Thursday, November 02, 2006

rainy days.

like out of the sudden, i dun feel like doing anything at all. i dun feel like talking. i dun feel like eating (thats because i've just eaten). and i dun even feel like going to school.

i used to like rainy days though. when one's not feeling that lonely of course. we could run about teasing each other in the rain, with those laughters that never did exist (i'm making this up, its always nice to have a scene like this). yet now all that relates me to the rain is me swearing and cursing at the weather for getting me all drenched.

all my life i've been living for the passion i have for art, for a love that we would all wanna die for, which these days, we can hardly even hear anyone breathing anything about it at all! have they all been vaporised or what? for once i wish that now's prolly the best time for a wake up call, to get myself socially integrated.

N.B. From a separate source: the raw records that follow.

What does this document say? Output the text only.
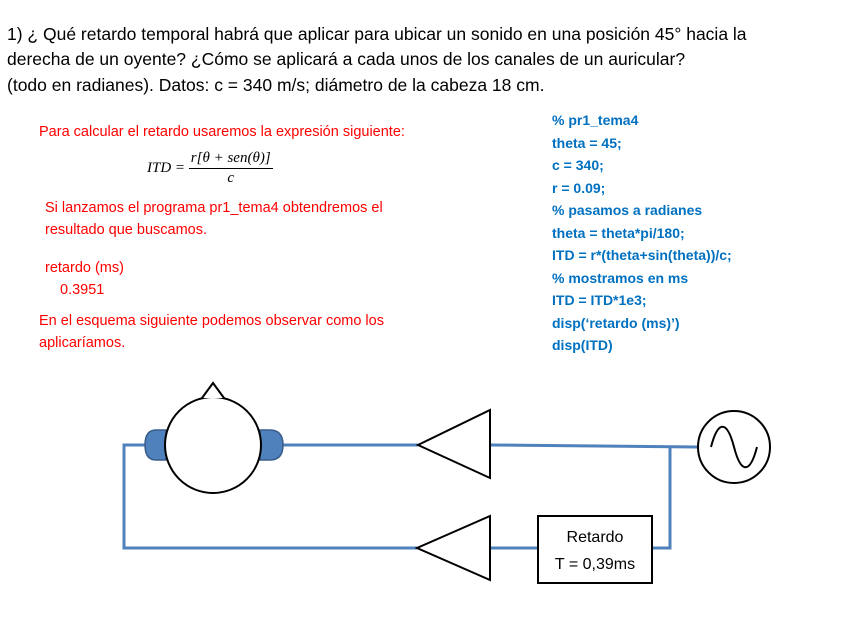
1) ¿ Qué retardo temporal habrá que aplicar para ubicar un sonido en una posición 45° hacia la
derecha de un oyente? ¿Cómo se aplicará a cada unos de los canales de un auricular?
(todo en radianes). Datos: c = 340 m/s; diámetro de la cabeza 18 cm.
Para calcular el retardo usaremos la expresión siguiente:
ITD = $\frac{\text{r[θ + sen(θ)]}}{c}$
Si lanzamos el programa pr1_tema4 obtendremos el
resultado que buscamos.
retardo (ms)
0.3951
En el esquema siguiente podemos observar como los
aplicaríamos.
% pr1_tema4
theta = 45;
c = 340;
r = 0.09;
% pasamos a radianes
theta = theta*pi/180;
ITD = r*(theta+sin(theta))/c;
% mostramos en ms
ITD = ITD*1e3;
disp(‘retardo (ms)’)
disp(ITD)
Retardo
T = 0,39ms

you guys shld just check out clara's post today, it reminded me of something similiar which i've said to someone awhile ago(i cant remember who), that i really do not need a someone who would bear me 10 kids, to stay at home every other day thinking of what to cook for dinner tonight, forever busy with the washing machine and vacuum cleaner. i could have just marry a maid for that!

comon... just someone simple that i could learn to love. to share my everyday with. it doesnt matter if its gonna take awhile for me to meet that someone. but pls if you could hear me, dun deprive me from this gift.

also, i think its time for me to start building the numbers in my pathetic bank account, and stop spending too much on my equipments. well, at least i'll try to.